Elder Rage was published in 2001. But it is even more relevant six years later as Alzheimer's and other forms of dementia work their way deeper into the public consciousness while the population ages and Boomers deal with ailing parents and even begin to contract the disease themselves.

Over those six years, Marcell has become nothing less than a force of nurture in the world of Alzheimer's care-giving, a one-woman band dedicated to educating people about how to deal with Alzheimer's and other forms of dementia.

"Education is paramount," she says over the phone from Irvine, Calif., where she lives and practises her new life's work, a totally unintended consequence for the former TV executive and college professor. "We could save the country an enormous amount of money, time, tears, heartaches and absolute misery [by spreading the word about Alzheimer's care and diagnosis]."

Marcell does her considerable bit through a radio program, syndicated column, lectures, TV appearances, blogs and a Web site (www.elderrage.com). More than five million Americans have the disease now and that might grow to 12 million by 2050, by which time it will be costing US$350-billion a year to treat.
Daunting, yes, but not necessarily overwhelming. After all, Marcell says, Elder Rage is about how she made her parents' lives better despite her "rageaholic," Jekyll-and-Hyde father and health and social systems that Kafka might have appreciated.
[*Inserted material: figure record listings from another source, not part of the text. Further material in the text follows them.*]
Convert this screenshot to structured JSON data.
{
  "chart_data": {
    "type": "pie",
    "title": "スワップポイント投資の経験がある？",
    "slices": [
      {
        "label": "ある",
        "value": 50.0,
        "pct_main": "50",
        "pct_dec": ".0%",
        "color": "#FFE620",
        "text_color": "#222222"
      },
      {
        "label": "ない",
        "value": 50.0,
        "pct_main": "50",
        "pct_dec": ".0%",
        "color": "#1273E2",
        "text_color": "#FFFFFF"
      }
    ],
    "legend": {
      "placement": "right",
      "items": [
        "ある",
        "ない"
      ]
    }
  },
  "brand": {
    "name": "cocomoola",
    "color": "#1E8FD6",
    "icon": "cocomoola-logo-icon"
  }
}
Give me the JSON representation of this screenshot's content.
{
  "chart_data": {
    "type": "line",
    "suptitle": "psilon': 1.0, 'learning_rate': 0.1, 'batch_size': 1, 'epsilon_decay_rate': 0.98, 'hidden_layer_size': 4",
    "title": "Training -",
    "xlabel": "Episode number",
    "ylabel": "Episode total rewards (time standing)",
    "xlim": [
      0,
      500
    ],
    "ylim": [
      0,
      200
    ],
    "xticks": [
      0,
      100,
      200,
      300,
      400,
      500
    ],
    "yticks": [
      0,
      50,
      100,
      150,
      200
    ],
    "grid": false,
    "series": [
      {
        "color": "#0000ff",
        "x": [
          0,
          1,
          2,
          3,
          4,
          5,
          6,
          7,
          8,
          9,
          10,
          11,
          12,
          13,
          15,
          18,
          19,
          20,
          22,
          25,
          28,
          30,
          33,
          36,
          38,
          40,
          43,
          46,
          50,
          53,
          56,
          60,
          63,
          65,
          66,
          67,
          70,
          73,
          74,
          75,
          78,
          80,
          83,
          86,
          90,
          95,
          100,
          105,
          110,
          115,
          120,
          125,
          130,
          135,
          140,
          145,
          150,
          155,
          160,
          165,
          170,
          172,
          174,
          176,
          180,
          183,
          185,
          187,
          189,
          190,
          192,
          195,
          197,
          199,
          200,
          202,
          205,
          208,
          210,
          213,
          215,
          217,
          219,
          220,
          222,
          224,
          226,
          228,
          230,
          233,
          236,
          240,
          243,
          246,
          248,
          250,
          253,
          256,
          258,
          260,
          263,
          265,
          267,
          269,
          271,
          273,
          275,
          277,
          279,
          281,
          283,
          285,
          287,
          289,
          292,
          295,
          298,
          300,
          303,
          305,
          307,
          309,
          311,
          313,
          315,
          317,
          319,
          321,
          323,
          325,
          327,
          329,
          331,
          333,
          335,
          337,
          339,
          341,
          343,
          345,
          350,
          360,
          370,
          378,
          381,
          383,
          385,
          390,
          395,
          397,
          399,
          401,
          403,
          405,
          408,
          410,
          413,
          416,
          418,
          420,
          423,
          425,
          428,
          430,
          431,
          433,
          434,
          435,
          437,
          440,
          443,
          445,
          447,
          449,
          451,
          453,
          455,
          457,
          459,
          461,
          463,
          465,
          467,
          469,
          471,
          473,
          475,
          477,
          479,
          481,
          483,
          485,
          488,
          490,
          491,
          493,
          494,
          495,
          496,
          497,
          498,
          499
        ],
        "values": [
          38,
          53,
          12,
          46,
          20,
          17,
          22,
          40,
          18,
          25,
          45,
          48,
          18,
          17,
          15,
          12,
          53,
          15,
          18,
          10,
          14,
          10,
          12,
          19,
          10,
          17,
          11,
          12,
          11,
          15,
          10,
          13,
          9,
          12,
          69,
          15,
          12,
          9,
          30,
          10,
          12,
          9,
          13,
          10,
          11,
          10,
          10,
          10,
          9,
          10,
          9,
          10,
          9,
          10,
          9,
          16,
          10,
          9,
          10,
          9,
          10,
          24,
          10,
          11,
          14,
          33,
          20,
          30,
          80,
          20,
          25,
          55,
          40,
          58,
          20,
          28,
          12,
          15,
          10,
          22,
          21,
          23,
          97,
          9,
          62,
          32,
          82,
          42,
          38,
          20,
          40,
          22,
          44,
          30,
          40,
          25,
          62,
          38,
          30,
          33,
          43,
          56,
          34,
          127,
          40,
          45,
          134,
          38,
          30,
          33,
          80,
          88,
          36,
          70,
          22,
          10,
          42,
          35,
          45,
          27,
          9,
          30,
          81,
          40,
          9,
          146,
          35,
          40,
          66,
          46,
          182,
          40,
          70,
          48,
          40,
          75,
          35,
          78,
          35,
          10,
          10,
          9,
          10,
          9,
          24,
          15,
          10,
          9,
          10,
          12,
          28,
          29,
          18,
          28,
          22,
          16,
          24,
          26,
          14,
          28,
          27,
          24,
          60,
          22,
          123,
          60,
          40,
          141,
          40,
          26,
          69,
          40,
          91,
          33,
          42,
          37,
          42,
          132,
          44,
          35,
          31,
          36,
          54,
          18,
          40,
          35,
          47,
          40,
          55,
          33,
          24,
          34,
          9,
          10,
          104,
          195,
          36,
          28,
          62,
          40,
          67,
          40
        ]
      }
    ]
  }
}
And some progress is being made as the medical establishment works feverishly on Alzheimer's treatments despite lower funding from government. Only 12 years after the first Alzheimer's drug was introduced, there are 23 new drugs in clinical trials, Marcell says, and a dozen of them show great promise in helping to slow the disease.
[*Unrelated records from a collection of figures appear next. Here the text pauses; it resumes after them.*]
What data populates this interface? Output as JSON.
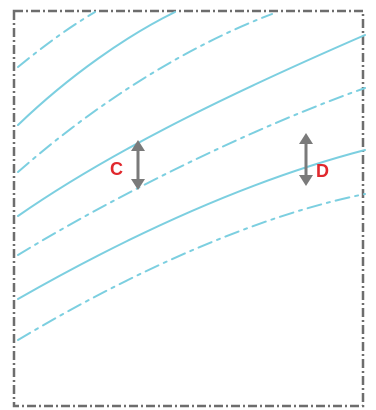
{
  "colors": {
    "border": "#6d6d6d",
    "line": "#7ccfe0",
    "arrow": "#7a7a7a",
    "label": "#e0282d",
    "background": "#ffffff"
  },
  "labels": {
    "c": "C",
    "d": "D"
  }
}
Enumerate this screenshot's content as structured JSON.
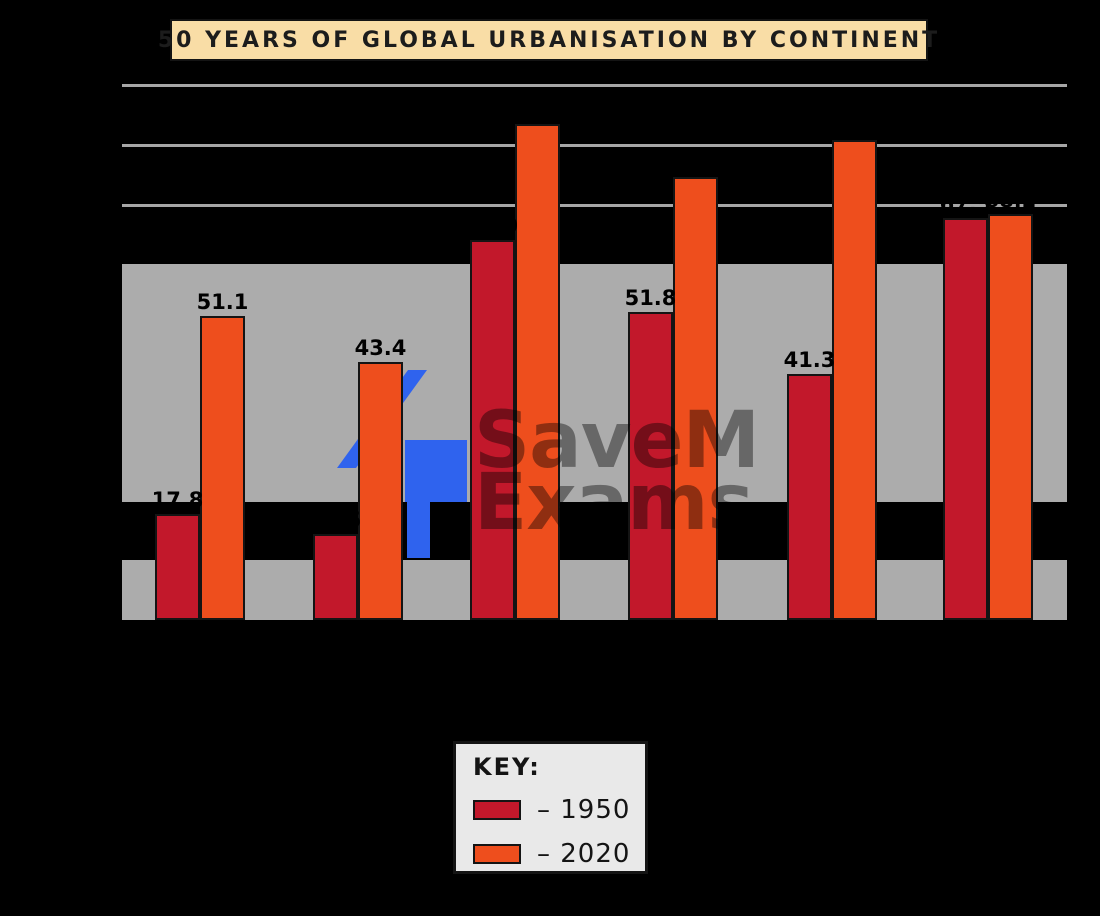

But it is still not clear what causes the disease and, barring a major breakthrough on the cure front, diagnosing, treating and care-giving will be where progress must be made.
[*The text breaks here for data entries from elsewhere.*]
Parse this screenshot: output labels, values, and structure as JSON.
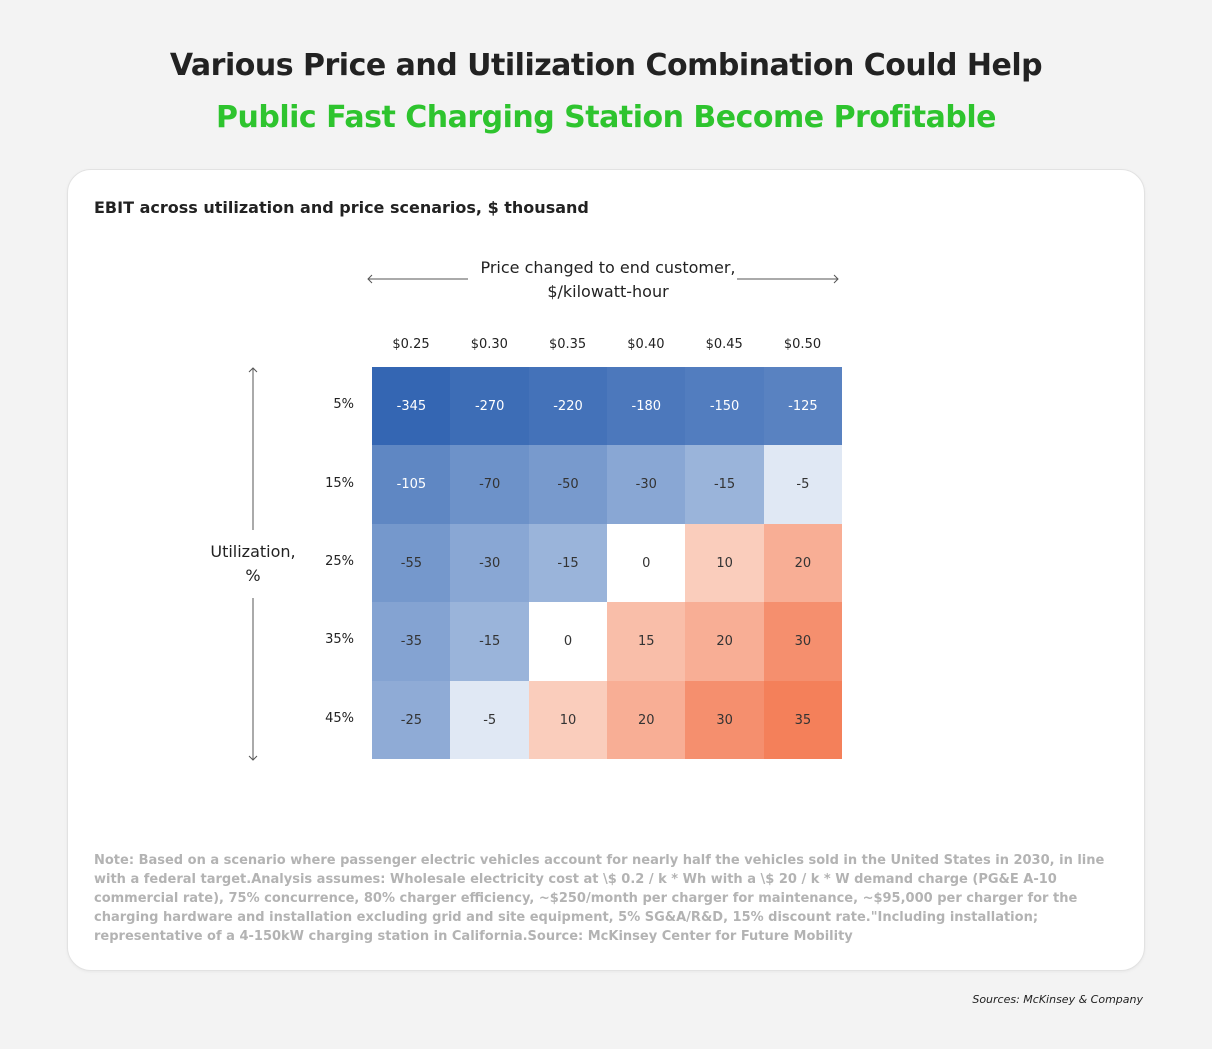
{
  "header": {
    "title_line1": "Various Price and Utilization Combination Could Help",
    "title_line2": "Public Fast Charging Station Become Profitable"
  },
  "colors": {
    "title_dark": "#222222",
    "title_green": "#2ec42e",
    "negative_max": "#3466b3",
    "neutral": "#ffffff",
    "positive_max": "#f4805a"
  },
  "chart_data": {
    "type": "heatmap",
    "title": "EBIT across utilization and price scenarios, $ thousand",
    "xlabel": "Price changed to end customer, $/kilowatt-hour",
    "xlabel_line1": "Price changed to end customer,",
    "xlabel_line2": "$/kilowatt-hour",
    "ylabel": "Utilization, %",
    "ylabel_line1": "Utilization,",
    "ylabel_line2": "%",
    "x_categories": [
      "$0.25",
      "$0.30",
      "$0.35",
      "$0.40",
      "$0.45",
      "$0.50"
    ],
    "y_categories": [
      "5%",
      "15%",
      "25%",
      "35%",
      "45%"
    ],
    "values": [
      [
        -345,
        -270,
        -220,
        -180,
        -150,
        -125
      ],
      [
        -105,
        -70,
        -50,
        -30,
        -15,
        -5
      ],
      [
        -55,
        -30,
        -15,
        0,
        10,
        20
      ],
      [
        -35,
        -15,
        0,
        15,
        20,
        30
      ],
      [
        -25,
        -5,
        10,
        20,
        30,
        35
      ]
    ],
    "color_scale": "diverging blue (negative) – white (zero) – orange (positive)"
  },
  "footer": {
    "note": "Note: Based on a scenario where passenger electric vehicles account for nearly half the vehicles sold in the United States in 2030, in line with a federal target.Analysis assumes: Wholesale electricity cost at \\$ 0.2 / k * Wh with a \\$ 20 / k * W demand charge (PG&E A-10 commercial rate), 75% concurrence, 80% charger efficiency, ~$250/month per charger for maintenance, ~$95,000 per charger for the charging hardware and installation excluding grid and site equipment, 5% SG&A/R&D, 15% discount rate.\"Including installation; representative of a 4-150kW charging station in California.Source: McKinsey Center for Future Mobility",
    "source": "Sources: McKinsey & Company"
  }
}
"It first falls on the spouse," Marcell says. "Then it falls on the adult children. Then they try to find a care-giver. But most people can't afford 24/7 care."
That's where long-term care insurance comes in. She says it's vital. At 57 and knowing her parents' Alzheimer's history, she has the insurance and she eats well and exercises, too.

Yet she is a realist. "I know what to do at the first sign of short-term memory loss. I know what to look for and I know not to delay. I know how to delay the progression of it in all the ways possible. And I know there are doctors to go to."

One major problem in Alzheimer's treatment, though, is a shortage of doctors to go to. Marcell says there are fewer geriatrics specialists practising in the United States now than there were eight years ago when she started looking into Alzheimer's and its treatment.

"Geriatrics is the lowest-paid specialty," she says. "If you're a medical student in your 20s, do you want to deal with bouncing babies or heart disease where you can do something about it? Or do you want to deal with elderly people and their afflictions from head to toe and their siblings and spouses and kids? Every patient you have dies on you no matter what you do. Gee, what would you pick if you were in your 20s?"

Furthermore, though the Boomers have largely stepped up to the plate and taken care of their parents, they can't expect their children to do the same for them. "They have been spoiled since Day 1," she says.


"They have a whole different experience of life. They're not going to be a care-giving generation and they're heading into an era where there are going to be more elderly people than at any other time in history."

Meantime, Marcell says there's still a great deal of denial about Alzheimer's among people who prefer not to recognize its early signs in parents or spouses. "No one gets it till it hits their loved one. Then they start to get it."

Jacqueline Marcell got it when she tackled her parents' problem head-on almost 10 years ago. Today, her mission is to get other people to get it, to make a difference.

"You can do something to delay Alzheimer's. We're blessed to be living when we're living because there are things that can be done."